We asked photographer Andile Buka to shoot his idea of Future Johannesburg. The result is not the afro-futurist vision you may expect. ‘The future’ doesn’t exist in isolation. In South Africa moving forward takes hearing from the past. They’re intertwined storylines, one exists because of the other, simultaneous and complicated.
In Buka’s vision, the future will be determined by the young creative people who through their work are currently shaping it. On black and white film, he shoots magazine editor Phendu Kuta, fashion/art collective The Sartists, and performance art duo FAKA in self-styled looks. Each uses style in a unique way to carve a niche for themselves in the story of their city.
Writer Afrika Bogatsu responds to Buka’s photographs in words, drawing from her personal experience.
Through this dialogue between images and text we get an insight into Johannesburg’s history and a glimpse at its bright future:
Americana post-Great Depression 1930s and 1940s fashion has always been a constant in South African townships: from Kofifi (Sophiatown) days in the fifties to its revival in the late seventies and early eighties. Now we see The Sartists, in 2016, paying homage to Americana workwear styles of the past and making them relevant and relatable today.
It’s not just the style/clothes that Kabelo Kungwane and Wanda Lephoto take inspiration from but the attitude too: an attitude that encourages hard work today, so you can reward yourself and build for tomorrow. This is an attitude that many young people living in Johannesburg know all too well. We work really hard, trying to make a living and sense (cents?) out of life and we reward ourselves on the weekend by spending a little more than we can afford. Only for us to do it again and again the following week/month. With the difficult economic times South Africa is facing, it almost seems like a depression is on its way, many of us spend our days (and nights) trying to make the most of what little we have. But it’s young people like Wanda and Kabelo who inspire and give hope that we gon’ be alright, things are going to get better. If they don’t we’ll still look good regardless.

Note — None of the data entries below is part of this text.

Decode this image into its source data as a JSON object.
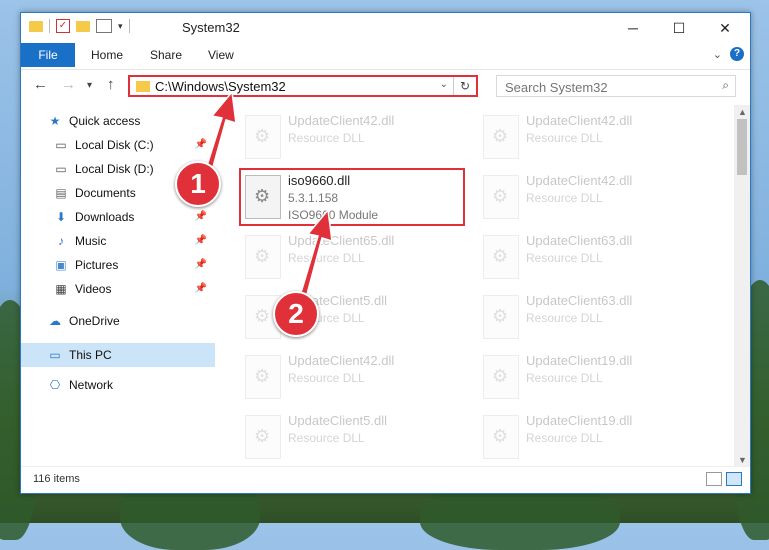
{
  "window": {
    "title": "System32",
    "controls": {
      "minimize": "─",
      "maximize": "☐",
      "close": "✕"
    }
  },
  "ribbon": {
    "tabs": [
      "File",
      "Home",
      "Share",
      "View"
    ],
    "expand_icon": "chevron-down-icon",
    "help_label": "?"
  },
  "address": {
    "path": "C:\\Windows\\System32",
    "refresh_icon": "↻"
  },
  "search": {
    "placeholder": "Search System32"
  },
  "nav": {
    "items": [
      {
        "label": "Quick access",
        "icon": "star-icon"
      },
      {
        "label": "Local Disk (C:)",
        "icon": "drive-icon",
        "pinned": true
      },
      {
        "label": "Local Disk (D:)",
        "icon": "drive-icon",
        "pinned": true
      },
      {
        "label": "Documents",
        "icon": "documents-icon",
        "pinned": true
      },
      {
        "label": "Downloads",
        "icon": "download-icon",
        "pinned": true
      },
      {
        "label": "Music",
        "icon": "music-icon",
        "pinned": true
      },
      {
        "label": "Pictures",
        "icon": "pictures-icon",
        "pinned": true
      },
      {
        "label": "Videos",
        "icon": "videos-icon",
        "pinned": true
      },
      {
        "label": "OneDrive",
        "icon": "cloud-icon"
      },
      {
        "label": "This PC",
        "icon": "computer-icon",
        "selected": true
      },
      {
        "label": "Network",
        "icon": "network-icon"
      }
    ]
  },
  "files": {
    "left": [
      {
        "name": "UpdateClient42.dll",
        "desc": "Resource DLL"
      },
      {
        "name": "iso9660.dll",
        "version": "5.3.1.158",
        "desc": "ISO9660 Module"
      },
      {
        "name": "UpdateClient65.dll",
        "desc": "Resource DLL"
      },
      {
        "name": "UpdateClient5.dll",
        "desc": "Resource DLL"
      },
      {
        "name": "UpdateClient42.dll",
        "desc": "Resource DLL"
      },
      {
        "name": "UpdateClient5.dll",
        "desc": "Resource DLL"
      }
    ],
    "right": [
      {
        "name": "UpdateClient42.dll",
        "desc": "Resource DLL"
      },
      {
        "name": "UpdateClient42.dll",
        "desc": "Resource DLL"
      },
      {
        "name": "UpdateClient63.dll",
        "desc": "Resource DLL"
      },
      {
        "name": "UpdateClient63.dll",
        "desc": "Resource DLL"
      },
      {
        "name": "UpdateClient19.dll",
        "desc": "Resource DLL"
      },
      {
        "name": "UpdateClient19.dll",
        "desc": "Resource DLL"
      }
    ]
  },
  "status": {
    "count": "116 items"
  },
  "annotations": {
    "step1": "1",
    "step2": "2",
    "color": "#e0313a"
  }
}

My maternal grandmother would dress up to the nines, pearls, silk gloves and all, and ride the bus from Diepkloof, Soweto to the city – Joubert Park, just one of the places her madam and her husband would frequent while my grandmother cleaned their home and took care of their children for them.
When she returned home, her feet sore and swollen, my grandfather would question her about her whereabouts and why on earth would she get so dolled up just to go and sit on a park bench. Her answer would be to shrug and sulk the rest of the evening. I have no way of knowing this for sure, but I’d like to think that she went to the city to remind herself that she too was beautiful and sophisticated. Her monthly visits to the city were a statement that she was just as graceful as her madam, perhaps even more so.
I see a similar statement in these photographs of Phendu Kuta, as she sits next to a bronze statue of a white woman at the Johannesburg Art Gallery. Phendu sits looking just as statuesque, fully dressed in her statement coat, if not more, than the naked figure behind her. There’s a beautiful yet subtle contrast between Phendu and the statue behind her, and the femininity they both communicate.
As a black woman, who also happens to be a feminist, I love seeing other women challenge the idea that black women, especially feminists, are angry, unsophisticated, ‘man-hating bitches’. (Even if we were, whose business is it?) Here, we have Phendu sitting serenely, seemingly unbothered by what the world thinks or expects from her. It’s almost as if she’s saying, “I’m okay, I’m fine, I know I’m beautiful, I don’t need your validation, now kindly please voetsek and let me be.” She embraces her femininity on her own terms, choosing a pair of comfortable sneakers instead of heels to tread this treacherous city and make her mark.
It’s common knowledge that Johannesburg has a rich mining history, but many of us don’t know the queer (gender non-conforming/creative) identities that exist in that gilded history.
In the mine hostels, where masculinity was defined by your age, your position held and time spent in the mines, older miners (Ndunas) would “marry” younger men who were new to the mines. These younger men (“mine wives”) would be relegated to the feminine role and perform the feminine gender duties – cooking, cleaning, ironing, which would be played by wives left in the villages back home. These gender roles would be performed in a safe space without judgement or labelling. It was accepted and understood. The roles were never permanent, only played within the confines of the hostels, allowing the younger men to return home and assume a “normal” masculine identity. As FAKA, Desire Marea (Buyani Duma) and Fela Gucci (Thato Ramaisa) use the flamboyant style of black masculinities in hyper masculine contexts, like the mines, as inspiration for an unapologetic, non-conforming and fearless expression of their identity as black queer individuals who happen to be artists and activists. Activists who use art to challenge norms around sexuality and gender (as well as race) and promote representation for black queer people (especially in the townships, who need/deserve to see their lives represented).